Der Niedersächsische Weg
Die Landwirtschafts- und Umweltakteure haben vor zwei Jahren mit der Umsetzung des gemeinsamen „Niedersächsischen Weg“ begonnen, der bundesweit als erfolgreiche Errungenschaft gilt. Schon die Vorgängerin Barbara Otte-Kinast musste den Niedersächsischen Weg gegen Berliner und Brüsseler Politik schützen lernen. Staudte und Meyer wollen das Fortsetzen und die Mittel für die Entwicklung des ländlichen Raums (ELER) vorrangig in sozial-ökologische Projekte stecken. Green Deal und die Strategie From Farm-to-Fork“ bekommen mit Niedersachsen starke Fürsprecher.
Tierhaltung
Der Koalitionsvertrag verspricht eine flächengebundene Tierhaltung, wozu Hannover gegenüber Berlin stärkere Finanzierungsinstrumente über die Agrarministerkonferenz einfordern wird. Dazu gehören auch notwendige Veränderungen im Bau- und Emissionsrecht für eine artgerechte Tierhaltung. 2025 werden die Standorte des Friedrich-Loeffler-Instituts in Celle und Braunschweig frei. Die Koalition prüft, ob es eine Nachnutzung für ein „Kompetenzzentrum Nachhaltige Tierzucht“ geben kann.

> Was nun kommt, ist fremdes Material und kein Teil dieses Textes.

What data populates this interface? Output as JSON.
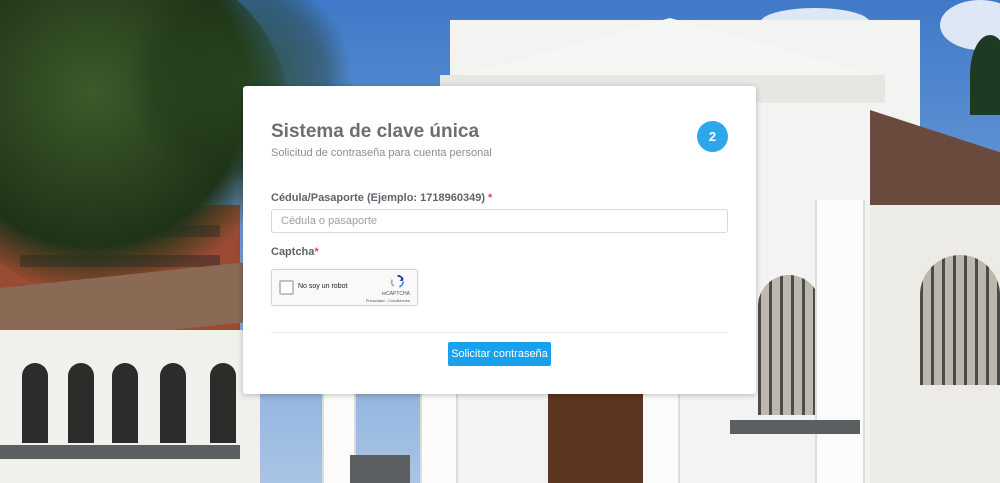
{
  "form": {
    "title": "Sistema de clave única",
    "subtitle": "Solicitud de contraseña para cuenta personal",
    "step_number": "2",
    "id_field": {
      "label": "Cédula/Pasaporte (Ejemplo: 1718960349)",
      "required_mark": "*",
      "placeholder": "Cédula o pasaporte",
      "value": ""
    },
    "captcha": {
      "label": "Captcha",
      "required_mark": "*",
      "checkbox_label": "No soy un robot",
      "brand": "reCAPTCHA",
      "links": "Privacidad - Condiciones"
    },
    "submit_label": "Solicitar contraseña"
  },
  "colors": {
    "accent": "#1aa1ee",
    "step_badge": "#2ea7ea",
    "required": "#e0474c"
  },
  "icons": {
    "recaptcha_logo": "recaptcha-icon"
  }
}
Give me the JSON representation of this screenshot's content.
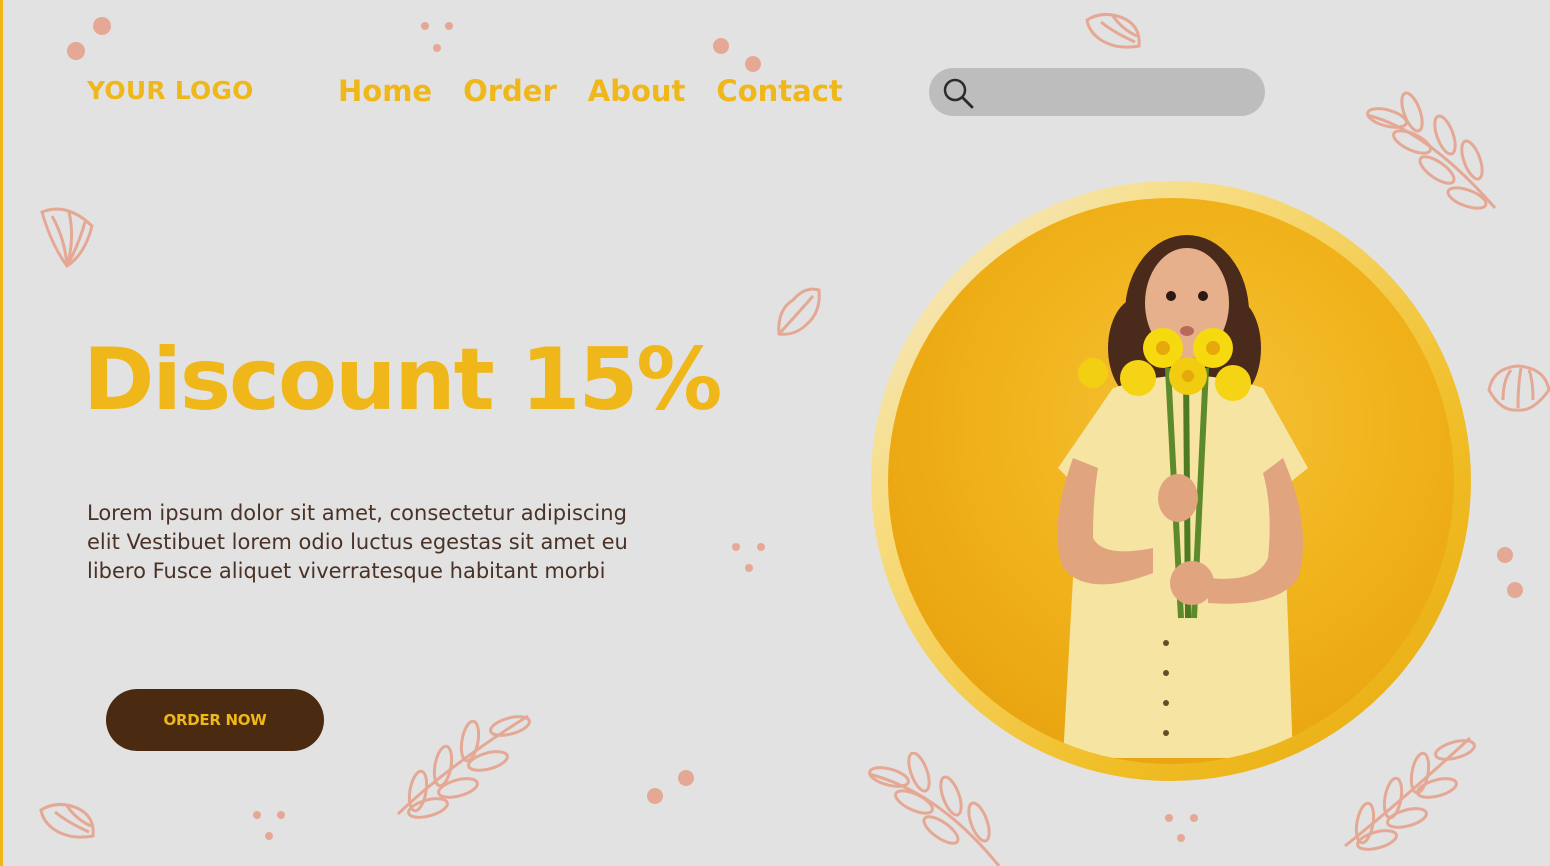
{
  "header": {
    "logo": "YOUR LOGO",
    "nav": [
      {
        "label": "Home"
      },
      {
        "label": "Order"
      },
      {
        "label": "About"
      },
      {
        "label": "Contact"
      }
    ],
    "search": {
      "placeholder": "",
      "value": "",
      "icon": "search-icon"
    }
  },
  "hero": {
    "headline": "Discount 15%",
    "description": "Lorem ipsum dolor sit amet, consectetur adipiscing elit Vestibuet lorem odio luctus egestas sit amet eu libero Fusce aliquet viverratesque habitant morbi",
    "cta_label": "ORDER NOW",
    "image": "woman-with-yellow-daffodils"
  },
  "colors": {
    "background": "#e2e2e2",
    "accent": "#f0b71a",
    "button": "#4a2a10",
    "text": "#4a3226",
    "decoration": "#e4a894"
  }
}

Zur Tierhaltung gehört auch das Schlachten. Rot-Grün will Schlachtkapazitäten dezentralisieren, so dass Tiere nicht mehr als vier Stunden transportiert werden müssen. Damit alle Verstöße gegen Tierschutzrecht wirklich empfindlich bestraft werden, sollen sie in das Strafrecht überführt werden.
Wolf
Das jüngste Auftauchen eines Wolfes in Ostfriesland wird auch die neue Regierung beschäftigen. Vor allem die Pferdehöfe haben viel Geld in die Hand genommen, um ihre Weiden besser einzuzäunen und stallen die Tiere nachts auf. Acht Rinder soll der Wolf schon gerissen haben. Entsprechend verärgert sind Landwirte, weil der Wolf im Landkreis Wittmund nicht entnommen werden darf. Parallel steht jetzt im Koalitionsvertrag, dass es einen „institutionalisierten Dialog „Weidetierhaltung und Wolf“ zu Wolfsmanagement, Herdenschutz und der Weidetierhaltung“ geben wird. Auch der muss finanziell und personell ausgestattet werden.
Finanzen
Alle Vorhaben im Koalitionsvertrag stehen unter Haushaltsvorbehalt, denn auch Hannover besitzt keine überbordende Landeskasse. Die Landwirtschaft muss um Mittel kämpfen. So will die Regierung auch eine Landeswohnungsgesellschaft für Kauf, Sanierung und Bau von Wohnungen schaffen. KMU sollen über einen Transformationsfonds nachhaltig gefördert werden. Lehrkräfte von der Kita bis zur Realschule bekommen ein Einstiegsgehalt A13/E13 und deren Schüler erhalten digitale Endgeräte. Hochschulen werden saniert und modernisiert; wie auch Sportstätten und die Polizei.
Das Klimasofortprogramm wird mit einer Milliarde Euro ausgestattet und ein „Niedersachsenfonds“ wird Zukunftsinvestitionen zukunftsweisend entwickeln.